Billionaire founder of outdoor apparel brand transfers all the company’s stock to a non-profit dedicated to fighting climate crisis.

NEW YORK, NEW YORK - APRIL 26: Patagonia Founder Yvon Chouinard attends the Inaugural Tribeca X: A Day of Conversations Celebrating the Intersection of Entertainment and Advertising sponsored by PwC on April 26, 2019 at Spring Studios in New York City. Ben Gabbe/Getty Images for Tribeca X/AFP Ben Gabbe / GETTY IMAGES NORTH AMERICA / Getty Images via AFP
Chouinard, who became famous for alpine climbs in Yosemite National Park, has a net worth of $1.2bn [File: AFP]

The billionaire founder of outdoor apparel brand Patagonia, known for supporting environmental causes, says he is giving away the company to a trust that will use its profit to fight the climate crisis.

Yvon Chouinard, aged 83, who became famous for alpine climbs in Yosemite National Park and has a net worth of $1.2bn, could have sold the brand – valued at $3bn, according to The New York Times newspaper – or taken it public. He made the announcement on Wednesday.

Instead, he, his wife and their two children agreed to transfer all of Patagonia’s voting shares, or stock that gives the holder voting rights, in the company to a trust in charge of ensuring the brand’s environmental values are respected.

All of Patagonia’s non-voting shares have been transferred to a non-profit body dedicated to fighting against climate change and nature protection and conservation. Company profits will also be donated to the non-profit.

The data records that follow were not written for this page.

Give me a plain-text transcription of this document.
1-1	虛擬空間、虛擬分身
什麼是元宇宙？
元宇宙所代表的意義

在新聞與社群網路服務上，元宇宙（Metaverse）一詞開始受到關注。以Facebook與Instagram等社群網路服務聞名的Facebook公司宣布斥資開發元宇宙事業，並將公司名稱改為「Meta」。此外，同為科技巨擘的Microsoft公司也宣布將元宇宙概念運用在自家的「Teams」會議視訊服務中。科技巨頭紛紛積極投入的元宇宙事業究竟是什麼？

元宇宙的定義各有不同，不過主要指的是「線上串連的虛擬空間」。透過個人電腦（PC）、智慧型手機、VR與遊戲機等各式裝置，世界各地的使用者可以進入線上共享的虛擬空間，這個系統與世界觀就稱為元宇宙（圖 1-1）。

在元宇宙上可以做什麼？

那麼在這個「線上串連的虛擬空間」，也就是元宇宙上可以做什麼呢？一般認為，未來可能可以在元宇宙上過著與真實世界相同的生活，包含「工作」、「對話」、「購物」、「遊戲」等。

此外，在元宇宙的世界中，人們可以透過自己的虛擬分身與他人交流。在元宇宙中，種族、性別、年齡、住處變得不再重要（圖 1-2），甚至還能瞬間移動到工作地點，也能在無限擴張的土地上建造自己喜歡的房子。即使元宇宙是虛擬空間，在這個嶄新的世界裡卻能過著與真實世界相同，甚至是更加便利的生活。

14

“Earth is now our only shareholder,” Chouinard wrote in an open letter on Wednesday posted to Patagonia’s website.

“I never wanted to be a businessman,” he explained. “I started as a craftsman, making climbing gear for my friends and myself, then got into apparel.”

He added: “As we began to witness the extent of global warming and ecological destruction, and our own contribution to it, Patagonia committed to using our company to change the way business was done.”

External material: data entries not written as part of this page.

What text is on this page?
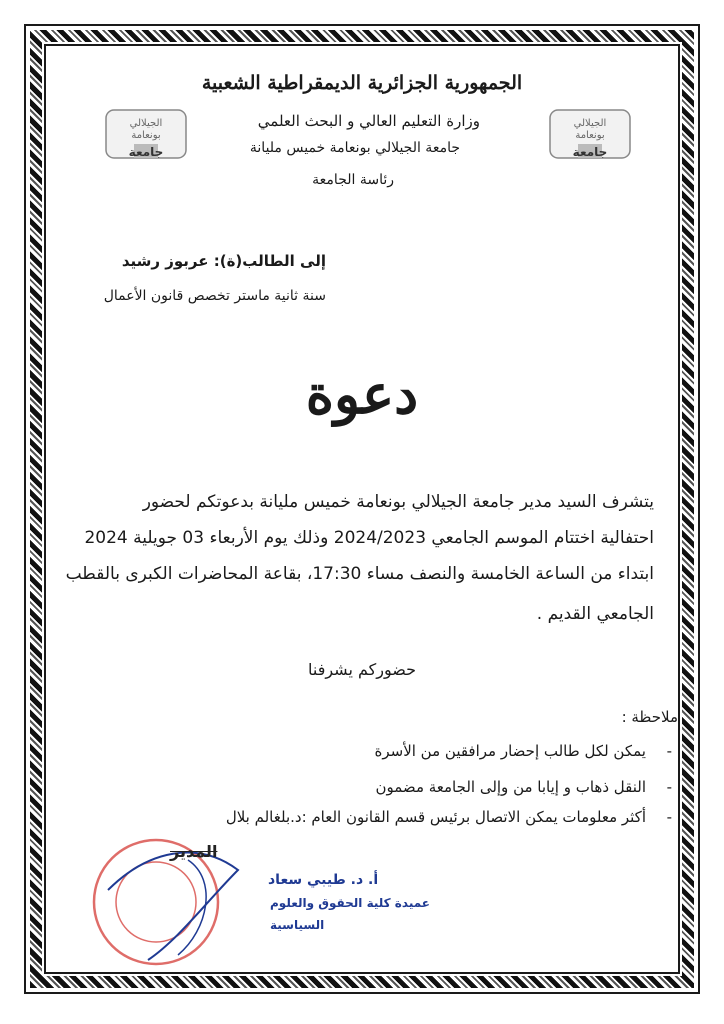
الجيلالي
بونعامة
جامعة
الجيلالي
بونعامة
جامعة
الجمهورية الجزائرية الديمقراطية الشعبية
وزارة التعليم العالي و البحث العلمي
جامعة الجيلالي بونعامة خميس مليانة
رئاسة الجامعة
إلى الطالب(ة): عربوز رشيد
سنة ثانية ماستر تخصص قانون الأعمال
دعوة
يتشرف السيد مدير جامعة الجيلالي بونعامة خميس مليانة بدعوتكم لحضور
احتفالية اختتام الموسم الجامعي 2024/2023 وذلك يوم الأربعاء 03 جويلية 2024
ابتداء من الساعة الخامسة والنصف مساء 17:30، بقاعة المحاضرات الكبرى بالقطب
الجامعي القديم .
حضوركم يشرفنا
ملاحظة :
- يمكن لكل طالب إحضار مرافقين من الأسرة
- النقل ذهاب و إيابا من وإلى الجامعة مضمون
- أكثر معلومات يمكن الاتصال برئيس قسم القانون العام :د.بلغالم بلال
المدير
أ. د. طيبي سعاد
عميدة كلية الحقوق والعلوم
السياسية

Founded almost 50 years ago, Patagonia quickly became committed to conserving nature, by carefully choosing its raw materials and donating one percent of its sales each year to environmental non-governmental organisations or NGOs.

But Chouinard has decided this is no longer enough.

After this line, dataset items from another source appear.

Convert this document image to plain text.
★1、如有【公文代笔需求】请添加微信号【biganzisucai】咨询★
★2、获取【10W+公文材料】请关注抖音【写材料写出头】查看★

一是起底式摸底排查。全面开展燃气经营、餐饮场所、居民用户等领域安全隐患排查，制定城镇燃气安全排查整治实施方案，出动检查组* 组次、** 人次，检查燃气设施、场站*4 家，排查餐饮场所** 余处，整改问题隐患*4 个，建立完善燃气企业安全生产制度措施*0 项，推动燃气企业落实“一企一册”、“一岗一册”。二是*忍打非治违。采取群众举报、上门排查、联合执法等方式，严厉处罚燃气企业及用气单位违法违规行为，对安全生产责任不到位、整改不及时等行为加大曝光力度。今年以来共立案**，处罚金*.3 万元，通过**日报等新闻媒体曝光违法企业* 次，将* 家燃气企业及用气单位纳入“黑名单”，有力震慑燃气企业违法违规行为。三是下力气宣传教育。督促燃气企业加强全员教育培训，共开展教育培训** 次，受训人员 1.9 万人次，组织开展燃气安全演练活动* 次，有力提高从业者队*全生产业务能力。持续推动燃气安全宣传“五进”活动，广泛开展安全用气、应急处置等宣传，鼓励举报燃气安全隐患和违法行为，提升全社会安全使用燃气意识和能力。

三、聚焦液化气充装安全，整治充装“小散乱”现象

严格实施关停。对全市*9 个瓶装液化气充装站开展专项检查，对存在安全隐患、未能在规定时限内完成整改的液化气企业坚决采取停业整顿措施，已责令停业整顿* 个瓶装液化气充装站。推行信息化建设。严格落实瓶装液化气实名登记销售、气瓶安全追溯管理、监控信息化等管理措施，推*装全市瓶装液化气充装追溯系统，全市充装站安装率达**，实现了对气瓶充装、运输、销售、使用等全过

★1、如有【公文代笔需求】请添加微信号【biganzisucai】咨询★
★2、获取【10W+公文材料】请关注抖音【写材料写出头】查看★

One option was to sell Patagonia and donate the money. “But we couldn’t be sure a new owner would maintain our values or keep our team of people around the world employed,” he said in the letter.

Taking the company public would have been a “disaster,” he said: “Even public companies with good intentions are under too much pressure to create short-term gain at the expense of long-term vitality and responsibility.”

Patagonia will remain a company, which cares about its financial health and will operate with a board of directors and a CEO.

The Chouinard family will no longer get any money from the company but will stay on the board, oversee the trust and guide the nonprofit’s philanthropic work.

After the announcement, members of Patogania’s board celebrated the decision.

“Instead of exploiting natural resources to make shareholder returns, we are turning shareholder capitalism on its head by making the Earth our only shareholder,” Charles Conn, chair of the board, said in an open letter.

“As a closely held company, this huge change was easier for us than others. But the point is for companies to make transparent purpose commitments that make sense to their business, and to be held to account by their communities,” he added.